The firm behind a failed bid to create an “industrial scale” windfarm on the border of Angus and Perthshire will not appeal the decision of councillors.
Developers Wind Prospect said the £45 million Saddle Hill scheme in Glen Isla would have provided enough power for a fifth of the homes in Angus and delivered a £4m community bounty over the next 25 years.
In April, Angus councillors rejected a planning application for eight turbines on their side of the border, and were joined by Perth and Kinross councillors a month later over six masts on their patch.
Both development committees heeded the advice of planning officers that the scenery had “no scope” for a massive windfarm.
Wind Prospect has now told objectors it would not go through the Scottish Government appeal process but admitted there may be “potential” for a smaller scheme.
A spokesman for the firm said: “We have decided not to appeal Angus and Perth & Kinross Council’s decision to refuse the proposal for Saddle Hill Wind Farm based on its current form.
“We are currently considering our options and the potential of developing a revised scheme.
“We shall continue to keep the local community updated as plans progress.
Councillors heard impassioned pleas from a string of objectors including eco-tourism operator Euan Ivory who said the a go-ahead for the plan could sound the death knell for his business and put full and part-time jobs under threat.
A member of a family which has farmed in Glen Isla since the 19th Century, Mr Ivory said eco-tourism had been a successful diversification and his operation was a contributor to the vast number of commercially advertised tourist beds in the immediate area, but they had not been consulted by the developer over the proposal.
He told the committee 80% of clients had said they would not return to the area if Saddle Hill received approval.

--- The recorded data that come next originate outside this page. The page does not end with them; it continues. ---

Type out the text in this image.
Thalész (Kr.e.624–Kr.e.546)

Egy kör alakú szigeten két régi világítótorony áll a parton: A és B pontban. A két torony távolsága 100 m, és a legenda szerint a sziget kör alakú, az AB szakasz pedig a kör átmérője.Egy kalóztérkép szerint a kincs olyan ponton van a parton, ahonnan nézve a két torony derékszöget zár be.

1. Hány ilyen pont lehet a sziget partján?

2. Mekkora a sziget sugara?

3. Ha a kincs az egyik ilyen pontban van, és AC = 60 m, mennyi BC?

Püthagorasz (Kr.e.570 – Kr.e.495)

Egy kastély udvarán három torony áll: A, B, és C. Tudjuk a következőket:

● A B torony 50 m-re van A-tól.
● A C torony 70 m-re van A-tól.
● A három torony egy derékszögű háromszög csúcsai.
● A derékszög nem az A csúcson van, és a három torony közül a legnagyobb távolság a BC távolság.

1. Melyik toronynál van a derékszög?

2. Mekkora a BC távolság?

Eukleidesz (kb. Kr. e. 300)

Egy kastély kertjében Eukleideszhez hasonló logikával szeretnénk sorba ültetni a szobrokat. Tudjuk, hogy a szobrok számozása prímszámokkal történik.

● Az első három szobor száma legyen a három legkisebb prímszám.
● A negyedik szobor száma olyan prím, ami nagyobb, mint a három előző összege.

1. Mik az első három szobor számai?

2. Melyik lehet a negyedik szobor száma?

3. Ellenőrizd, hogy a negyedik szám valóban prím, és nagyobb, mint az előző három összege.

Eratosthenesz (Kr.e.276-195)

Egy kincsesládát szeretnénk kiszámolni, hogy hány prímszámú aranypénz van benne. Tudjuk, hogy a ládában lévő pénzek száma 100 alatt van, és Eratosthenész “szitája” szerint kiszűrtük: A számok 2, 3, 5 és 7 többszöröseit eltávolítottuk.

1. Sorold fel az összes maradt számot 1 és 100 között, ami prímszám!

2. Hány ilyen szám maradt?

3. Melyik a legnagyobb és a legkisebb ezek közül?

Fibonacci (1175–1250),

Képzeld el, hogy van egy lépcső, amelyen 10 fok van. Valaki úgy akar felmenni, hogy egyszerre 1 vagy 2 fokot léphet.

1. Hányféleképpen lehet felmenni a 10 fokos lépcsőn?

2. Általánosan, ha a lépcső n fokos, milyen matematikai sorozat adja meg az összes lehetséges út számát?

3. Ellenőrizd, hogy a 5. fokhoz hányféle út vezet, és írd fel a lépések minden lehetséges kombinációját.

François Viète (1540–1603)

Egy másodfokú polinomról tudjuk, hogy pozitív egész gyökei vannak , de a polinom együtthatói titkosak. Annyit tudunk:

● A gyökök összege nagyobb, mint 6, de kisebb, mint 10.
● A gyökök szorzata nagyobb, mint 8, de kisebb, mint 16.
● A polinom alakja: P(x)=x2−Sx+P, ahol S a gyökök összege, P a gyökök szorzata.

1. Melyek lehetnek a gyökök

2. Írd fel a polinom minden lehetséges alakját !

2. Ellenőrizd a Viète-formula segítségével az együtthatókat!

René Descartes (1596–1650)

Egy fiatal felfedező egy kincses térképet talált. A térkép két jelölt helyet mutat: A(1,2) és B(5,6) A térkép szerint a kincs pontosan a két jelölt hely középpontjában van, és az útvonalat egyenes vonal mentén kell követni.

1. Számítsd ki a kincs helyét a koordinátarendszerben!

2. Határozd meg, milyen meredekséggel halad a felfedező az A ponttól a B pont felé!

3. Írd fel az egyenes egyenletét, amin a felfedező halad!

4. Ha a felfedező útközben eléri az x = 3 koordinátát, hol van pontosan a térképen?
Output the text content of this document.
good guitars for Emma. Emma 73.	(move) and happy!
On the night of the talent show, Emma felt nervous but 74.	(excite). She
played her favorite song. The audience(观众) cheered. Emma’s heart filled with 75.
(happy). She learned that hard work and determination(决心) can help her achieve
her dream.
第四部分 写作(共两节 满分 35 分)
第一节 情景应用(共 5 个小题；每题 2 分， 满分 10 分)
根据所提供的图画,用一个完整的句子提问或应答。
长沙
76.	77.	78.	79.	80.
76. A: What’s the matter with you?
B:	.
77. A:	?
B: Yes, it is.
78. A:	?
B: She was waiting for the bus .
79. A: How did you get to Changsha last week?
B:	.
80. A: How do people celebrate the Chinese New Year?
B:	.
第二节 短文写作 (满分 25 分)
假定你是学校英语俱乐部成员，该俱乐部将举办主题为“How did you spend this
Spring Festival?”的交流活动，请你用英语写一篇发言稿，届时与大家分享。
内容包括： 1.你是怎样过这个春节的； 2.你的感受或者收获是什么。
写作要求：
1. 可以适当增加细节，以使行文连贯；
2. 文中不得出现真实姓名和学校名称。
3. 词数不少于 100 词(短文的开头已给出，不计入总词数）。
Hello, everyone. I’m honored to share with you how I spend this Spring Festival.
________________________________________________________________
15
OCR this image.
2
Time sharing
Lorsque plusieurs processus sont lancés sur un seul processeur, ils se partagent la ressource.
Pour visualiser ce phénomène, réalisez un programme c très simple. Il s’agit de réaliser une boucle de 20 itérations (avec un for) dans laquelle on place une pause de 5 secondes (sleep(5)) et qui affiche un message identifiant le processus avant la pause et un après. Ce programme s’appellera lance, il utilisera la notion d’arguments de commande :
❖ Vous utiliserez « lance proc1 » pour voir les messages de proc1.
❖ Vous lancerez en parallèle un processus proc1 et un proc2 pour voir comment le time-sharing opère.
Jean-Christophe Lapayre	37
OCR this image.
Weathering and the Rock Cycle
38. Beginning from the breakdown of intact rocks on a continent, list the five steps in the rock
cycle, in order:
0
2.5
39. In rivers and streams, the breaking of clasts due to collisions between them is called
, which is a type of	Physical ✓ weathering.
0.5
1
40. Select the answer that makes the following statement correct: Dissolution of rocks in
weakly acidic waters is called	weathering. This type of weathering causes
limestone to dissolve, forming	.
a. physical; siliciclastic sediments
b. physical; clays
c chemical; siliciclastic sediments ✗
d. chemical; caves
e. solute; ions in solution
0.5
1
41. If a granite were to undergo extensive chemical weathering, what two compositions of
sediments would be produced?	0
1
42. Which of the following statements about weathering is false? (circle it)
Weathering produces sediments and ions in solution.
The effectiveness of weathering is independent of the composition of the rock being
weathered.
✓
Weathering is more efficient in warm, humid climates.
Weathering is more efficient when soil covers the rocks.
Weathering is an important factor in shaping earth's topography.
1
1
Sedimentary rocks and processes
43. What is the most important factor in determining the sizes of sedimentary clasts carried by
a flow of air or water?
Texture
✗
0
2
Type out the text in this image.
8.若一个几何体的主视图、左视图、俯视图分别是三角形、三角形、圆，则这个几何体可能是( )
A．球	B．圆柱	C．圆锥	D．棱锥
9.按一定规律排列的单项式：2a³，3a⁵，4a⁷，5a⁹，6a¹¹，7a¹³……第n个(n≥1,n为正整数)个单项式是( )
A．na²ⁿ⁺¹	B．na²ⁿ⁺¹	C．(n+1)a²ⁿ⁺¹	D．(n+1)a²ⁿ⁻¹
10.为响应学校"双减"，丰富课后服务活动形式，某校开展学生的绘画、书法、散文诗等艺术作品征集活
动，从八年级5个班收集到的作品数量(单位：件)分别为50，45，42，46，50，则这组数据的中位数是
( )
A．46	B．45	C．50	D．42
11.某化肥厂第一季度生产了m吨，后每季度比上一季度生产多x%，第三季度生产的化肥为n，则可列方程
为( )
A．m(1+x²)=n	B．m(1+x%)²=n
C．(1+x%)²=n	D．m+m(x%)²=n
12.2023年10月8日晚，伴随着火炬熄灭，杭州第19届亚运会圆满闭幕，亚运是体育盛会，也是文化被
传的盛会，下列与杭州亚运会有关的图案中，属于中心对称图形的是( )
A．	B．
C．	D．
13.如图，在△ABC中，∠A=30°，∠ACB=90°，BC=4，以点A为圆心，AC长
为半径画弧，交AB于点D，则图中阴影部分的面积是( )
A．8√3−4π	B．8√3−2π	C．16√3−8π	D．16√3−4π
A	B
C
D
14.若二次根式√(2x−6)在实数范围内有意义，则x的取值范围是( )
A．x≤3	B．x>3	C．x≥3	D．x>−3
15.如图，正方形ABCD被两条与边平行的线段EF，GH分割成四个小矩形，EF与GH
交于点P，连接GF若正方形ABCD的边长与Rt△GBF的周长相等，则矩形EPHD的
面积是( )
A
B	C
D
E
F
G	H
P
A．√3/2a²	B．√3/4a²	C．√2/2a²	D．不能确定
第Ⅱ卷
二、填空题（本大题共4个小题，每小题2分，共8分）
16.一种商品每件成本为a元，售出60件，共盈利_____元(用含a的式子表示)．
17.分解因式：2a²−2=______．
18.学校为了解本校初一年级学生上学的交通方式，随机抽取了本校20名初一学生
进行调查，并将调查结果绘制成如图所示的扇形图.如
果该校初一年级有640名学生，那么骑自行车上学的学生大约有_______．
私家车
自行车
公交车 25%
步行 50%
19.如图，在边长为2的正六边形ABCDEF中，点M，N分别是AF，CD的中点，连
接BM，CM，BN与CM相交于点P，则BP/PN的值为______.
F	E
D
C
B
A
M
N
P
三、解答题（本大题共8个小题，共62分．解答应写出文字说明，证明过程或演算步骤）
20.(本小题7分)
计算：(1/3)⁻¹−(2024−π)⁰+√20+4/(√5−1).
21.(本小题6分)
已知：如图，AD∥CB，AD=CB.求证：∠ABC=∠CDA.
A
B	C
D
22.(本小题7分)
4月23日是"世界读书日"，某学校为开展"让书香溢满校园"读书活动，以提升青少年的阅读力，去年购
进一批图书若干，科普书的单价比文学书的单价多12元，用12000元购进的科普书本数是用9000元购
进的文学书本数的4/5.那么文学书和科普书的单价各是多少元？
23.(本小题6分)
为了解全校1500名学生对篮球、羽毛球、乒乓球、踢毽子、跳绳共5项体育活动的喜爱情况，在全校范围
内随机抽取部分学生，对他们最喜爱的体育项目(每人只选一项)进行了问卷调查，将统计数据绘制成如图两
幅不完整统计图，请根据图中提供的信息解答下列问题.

Kirriemuir Landward West Community Council chairman Roger Clegg said the area’s “small and scattered” communities were having to “bear the brunt of an industrialisation of the hilltops”.
In Perthshire, Strathallan councillor Murray Lyle said the potential impact on tourism should have been a priority study for developers.
“To say that it will have a minimal impact on tourism is a real understatement to say the least,” he said.